Arlene menggeleng tidak setuju.

"Kau harus ikut aku! Ini perintah ibu Ratu" tegas Arlene tidak mau mendengar omong kosong adiknya itu.

Arlene menggenggam tangan Thania agar tetap bersamanya. Ia tak mau jika adiknya berbuat nekat yang akan membahayakan dirinya sendiri. Rakyat Arendelle yag tersisapun secara perlahan berjalan keluar lorong bawah tanah. Melihat situasi aman, maka perasaan lega menyelimuti. Semuanya berjalan menuju dermaga yang letaknya tidak begitu jauh. Sesampainya di dermaga ada beberapa jumlah kapal dan sampan yang tersedia. Arlene tidak tahu cara mengendarai keduanya.

"Apakah diantara kalian ada yang pernah mengendari kapal?" Tanya Arlene penuh harap. Rakyatnya tersebut saling tatap satu sama lain.

"Aku pernah mengikuti pelatihan menjadi awak kapal, lady, jadi aku sedikit tahu," ucap seorang pemuda yang mengangkat tangannya.

Arlene bernafas lega mendengarnya.

"Baik. Yang lainnya tolong bantu aku mencari kapal yang menyediakan persediaan serta peta di dalamnya.
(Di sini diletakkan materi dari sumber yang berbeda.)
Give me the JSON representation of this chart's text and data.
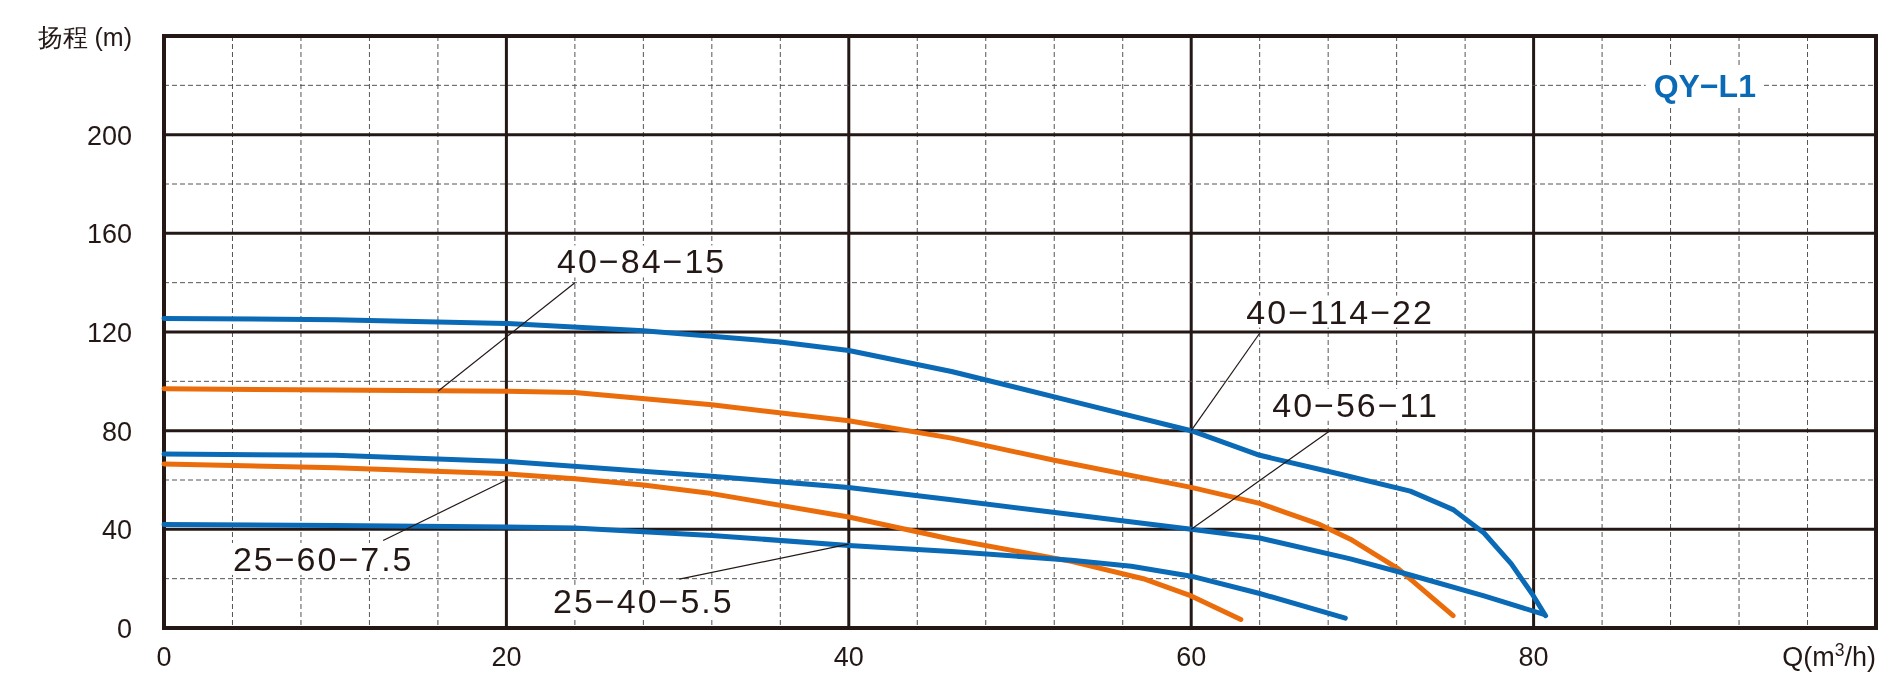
{
  "chart_data": {
    "type": "line",
    "title": "QY−L1",
    "xlabel": "Q(m$^{3}$/h)",
    "ylabel": "扬程 (m)",
    "xlim": [
      0,
      100
    ],
    "ylim": [
      0,
      240
    ],
    "xticks": [
      0,
      {
        "value": 4,
        "label": null
      },
      {
        "value": 8,
        "label": null
      },
      {
        "value": 12,
        "label": null
      },
      {
        "value": 16,
        "label": null
      },
      20,
      {
        "value": 24,
        "label": null
      },
      {
        "value": 28,
        "label": null
      },
      {
        "value": 32,
        "label": null
      },
      {
        "value": 36,
        "label": null
      },
      40,
      {
        "value": 44,
        "label": null
      },
      {
        "value": 48,
        "label": null
      },
      {
        "value": 52,
        "label": null
      },
      {
        "value": 56,
        "label": null
      },
      60,
      {
        "value": 64,
        "label": null
      },
      {
        "value": 68,
        "label": null
      },
      {
        "value": 72,
        "label": null
      },
      {
        "value": 76,
        "label": null
      },
      80,
      {
        "value": 84,
        "label": null
      },
      {
        "value": 88,
        "label": null
      },
      {
        "value": 92,
        "label": null
      },
      {
        "value": 96,
        "label": null
      }
    ],
    "yticks": [
      0,
      {
        "value": 20,
        "label": null
      },
      40,
      {
        "value": 60,
        "label": null
      },
      80,
      {
        "value": 100,
        "label": null
      },
      120,
      {
        "value": 140,
        "label": null
      },
      160,
      {
        "value": 180,
        "label": null
      },
      200,
      {
        "value": 220,
        "label": null
      }
    ],
    "grid": true,
    "line_style": "solid",
    "series": [
      {
        "color": "#0a6ab6",
        "x": [
          0,
          10,
          20,
          28,
          36,
          40,
          46,
          53,
          60,
          64,
          68.6,
          72.8,
          75.3,
          77.1,
          78.7,
          79.9,
          80.7
        ],
        "values": [
          125.5,
          125,
          123.5,
          120.5,
          116,
          112.5,
          104,
          92,
          80,
          70,
          62.5,
          55.5,
          48,
          38.5,
          26,
          14,
          5
        ]
      },
      {
        "color": "#eb6c0a",
        "x": [
          0,
          10,
          20,
          24,
          32,
          40,
          46,
          52,
          60,
          64,
          67.5,
          69.3,
          72.1,
          75.3
        ],
        "values": [
          97,
          96.5,
          96,
          95.5,
          90.5,
          84,
          77,
          68,
          57,
          50.5,
          42,
          36,
          24,
          5
        ]
      },
      {
        "color": "#0a6ab6",
        "x": [
          0,
          10,
          20,
          32,
          40,
          46,
          53,
          60,
          64,
          69.3,
          72.8,
          77.1,
          80.6
        ],
        "values": [
          70.5,
          70,
          67.5,
          61.5,
          57,
          52,
          46,
          40,
          36.5,
          28,
          21.5,
          13,
          5.5
        ]
      },
      {
        "color": "#eb6c0a",
        "x": [
          0,
          10,
          20,
          24,
          28,
          32,
          40,
          46,
          53,
          57.2,
          60,
          62.9
        ],
        "values": [
          66.5,
          65,
          62.5,
          60.5,
          58,
          54.5,
          45,
          36,
          27,
          20,
          13,
          3.5
        ]
      },
      {
        "color": "#0a6ab6",
        "x": [
          0,
          10,
          20,
          24,
          32,
          40,
          46,
          53,
          56.5,
          60,
          64,
          69
        ],
        "values": [
          42,
          41.5,
          41,
          40.5,
          37.5,
          33.5,
          31,
          27.5,
          25,
          21,
          14,
          4
        ]
      }
    ],
    "annotations": [
      {
        "text": "40−114−22",
        "x": 60,
        "y": 80
      },
      {
        "text": "40−56−11",
        "x": 60,
        "y": 40
      },
      {
        "text": "40−84−15",
        "x": 16,
        "y": 96
      },
      {
        "text": "25−60−7.5",
        "x": 20,
        "y": 60
      },
      {
        "text": "25−40−5.5",
        "x": 40,
        "y": 34
      }
    ]
  }
}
Kita butuh kedua hal penting itu."

Rakyat yang mendengarnya langsung bergegas mengecek kapal satu persatu yang ada di dermaga.

"Di sini lady!" teriak salah seorang.

Karena sudah ditemukan kapal yang akan menjadi kendaraan utama mereka, maka semuanya segera bergegas menaiki kapal yang tidak besar namun juga tidak kecil itu. Melihat persediaan makanan dan bahan bakar, Arlene berharap hal itu cukup untuk mereka sampai menuju selatan.
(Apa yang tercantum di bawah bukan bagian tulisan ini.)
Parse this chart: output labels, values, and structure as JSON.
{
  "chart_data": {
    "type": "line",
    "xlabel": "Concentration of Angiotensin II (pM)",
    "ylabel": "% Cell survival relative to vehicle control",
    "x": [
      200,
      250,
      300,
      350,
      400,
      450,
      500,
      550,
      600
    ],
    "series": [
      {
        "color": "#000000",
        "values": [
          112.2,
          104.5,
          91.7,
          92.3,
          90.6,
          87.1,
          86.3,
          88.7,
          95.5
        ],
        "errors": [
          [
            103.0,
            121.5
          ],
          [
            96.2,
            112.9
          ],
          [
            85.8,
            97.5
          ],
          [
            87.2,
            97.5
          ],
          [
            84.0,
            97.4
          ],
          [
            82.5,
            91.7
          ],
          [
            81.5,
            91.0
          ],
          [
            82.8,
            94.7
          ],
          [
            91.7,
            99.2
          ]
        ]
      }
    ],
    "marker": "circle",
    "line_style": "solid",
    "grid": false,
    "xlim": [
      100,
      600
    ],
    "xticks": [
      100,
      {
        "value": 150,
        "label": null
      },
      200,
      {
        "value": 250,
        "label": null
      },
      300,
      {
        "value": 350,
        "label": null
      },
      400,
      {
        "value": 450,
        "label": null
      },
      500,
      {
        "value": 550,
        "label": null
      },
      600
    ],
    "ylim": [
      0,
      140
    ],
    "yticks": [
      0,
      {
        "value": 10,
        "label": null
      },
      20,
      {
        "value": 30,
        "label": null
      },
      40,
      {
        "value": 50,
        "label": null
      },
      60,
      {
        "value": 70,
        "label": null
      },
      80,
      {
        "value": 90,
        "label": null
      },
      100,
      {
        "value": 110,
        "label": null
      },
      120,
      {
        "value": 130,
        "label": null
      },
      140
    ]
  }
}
Arlene menatap raut wajah diantara rakyat Arandelle yang tersisa. Beberapa diantara mereka ada pemuda pemudi dan adapula orangtua yang membawa bayi. Arlene melihatnyapun meringis dalam hati, begitu sesak mengetahui nasib kerajaan Arandelle jatuh ke tangan Orc sampai merenggut nyawa kakak dan kedua orang tua tercintanya. Mangusap air mata yang membasahi pipinya, Arlene segera memeluk Thania agar tak berjauhan.

"Semua akan baik-bak saja."

Tidak ada yang tahu keadaan akan kembali normal sampai kapan, atau bahkan tidak akan pernah?

###

"Louis!" orang yang dipanggil namanya itu tidak menyahut.

"Prince Louis!!" Teriaknya lebih kencang. Syukurlah si empunya nama melihatnya dan berhenti dari kegiatan latihan pedangnya sejenak.

Merasa terpanggil oleh suara wanita yang sudah dikenalinya, Louis menengok ke arah sumber suara. Mirabeth, wanita yang setahun terakhir sudah menjadi teman kencannya—tentunya secara diam-diam. Mirabeth bukan wanita bangsawan atau putri pedagang kaya raya. Meskipun begitu Louis mencintainya dengan sepenuh hati. Loius mendekat ke tempat Mirabeth berada. Bersyukur tempatnya tidak terlalu ramai dan Mirabeth juga menggunaan syal untuk menutupi wajahnya agar tidak dikenali.

"Sesuai janjiku, aku membawakan sesuatu untukmu, prince Louis," ucap Mirabeth menampilkan senyum manis sembari mengulurkan kotak makan untuk seseorang di depannya.

Louis yang melihatnyapun terpesona. Mirabeth dengan semua sikap perhatiannya membuat Louis semakin cinta.

"Terimakasih. Aku akan mengunjungimu nanti." Louis berkata seraya mengusap puncak kepala Mirabeth dengan lembut.

Setelah melihat kepergian Mirabeth dengan senyum diwajahnya yang mengembang, Louis kembali melanjutkan latihan pedangnya yang tertunda.

"Ayolah man, mau sampai kapan kau berkencan secara sembunyi begini," ucap Antoni, teman Louis yang sudah mengetahui hubungan Louis dengan rakyat biasa.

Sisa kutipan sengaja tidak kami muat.